Der Krieg des Menschen gegen die Natur

Das Residenzth­eater bringt Herman Melvilles Klassiker „Moby Dick“auf die Bühne. Ein Roman, der seiner Zeit weit voraus war und viel mehr bietet als eine reine Abenteuerg­eschichte.

- Von Richard Mayr

München Es gibt Bücher, es gibt Stoffe, deren Saat erst viel später aufgeht. Als der amerikanis­che Schriftste­ller Herman Melville 1851 sein Großwerk „Moby Dick“vorlegte, verrissen ihn vor allem die amerikanis­chen Kritiker. Geschmäht wegen seiner religiösen Zumutungen und seiner überborden­den Struktur blieb der Roman ein Ladenhüter und geriet in Vergessenh­eit. Erst nach Melvilles Tod im Jahr 1891 fand die Geschichte über Ahab und den weißen Wal ihre Leserinnen und Leser und die gebotene Anerkennun­g. Wenn das Münchner Residenzth­eater heute das Werk auf die große Bühne bringt, präsentier­t sie einen Klassiker, dessen Stoff sich vom Roman längst gelöst hat, wie die vielen Verfilmung­en, aber auch die literarisc­hen Überarbeit­ungen zeigen.

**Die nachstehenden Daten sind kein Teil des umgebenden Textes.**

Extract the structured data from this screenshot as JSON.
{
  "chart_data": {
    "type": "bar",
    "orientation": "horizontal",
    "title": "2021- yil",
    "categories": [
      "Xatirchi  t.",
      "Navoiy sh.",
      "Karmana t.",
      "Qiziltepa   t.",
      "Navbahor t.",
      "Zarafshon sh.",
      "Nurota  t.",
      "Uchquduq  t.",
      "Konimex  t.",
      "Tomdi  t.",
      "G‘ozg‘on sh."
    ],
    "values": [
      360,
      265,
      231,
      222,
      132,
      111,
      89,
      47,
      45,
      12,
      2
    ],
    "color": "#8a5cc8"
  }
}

In „Moby Dick“hat Melville nicht nur das blutige Geschäft des

Walfangs in aller Drastik festgehalt­en. Vielmehr hat er wie ein Visionär beschriebe­n, welchen Stellenwer­t die Natur in der industrial­isierten Welt noch hat und wie rücksichts­los der Mensch gegen sie wütet, ja, im Grunde Krieg führt. 170 Jahre nach der Veröffentl­ichung hätte es am Ende der Münchner Inszenieru­ng keiner Klimawande­l-Bilder bedurft, um zu verstehen, wie hellsichti­g Melville damals war. Er sah voraus, dass diese Riesen der Meere ausgerotte­t würden, wenn sich am Walfang nichts ändern würde. Und wofür starben damals im 19. Jahrhunder­t die riesigen Tiere? Damit nachts in England, den USA und anderswo Walöl-Kerzen brennen konnten.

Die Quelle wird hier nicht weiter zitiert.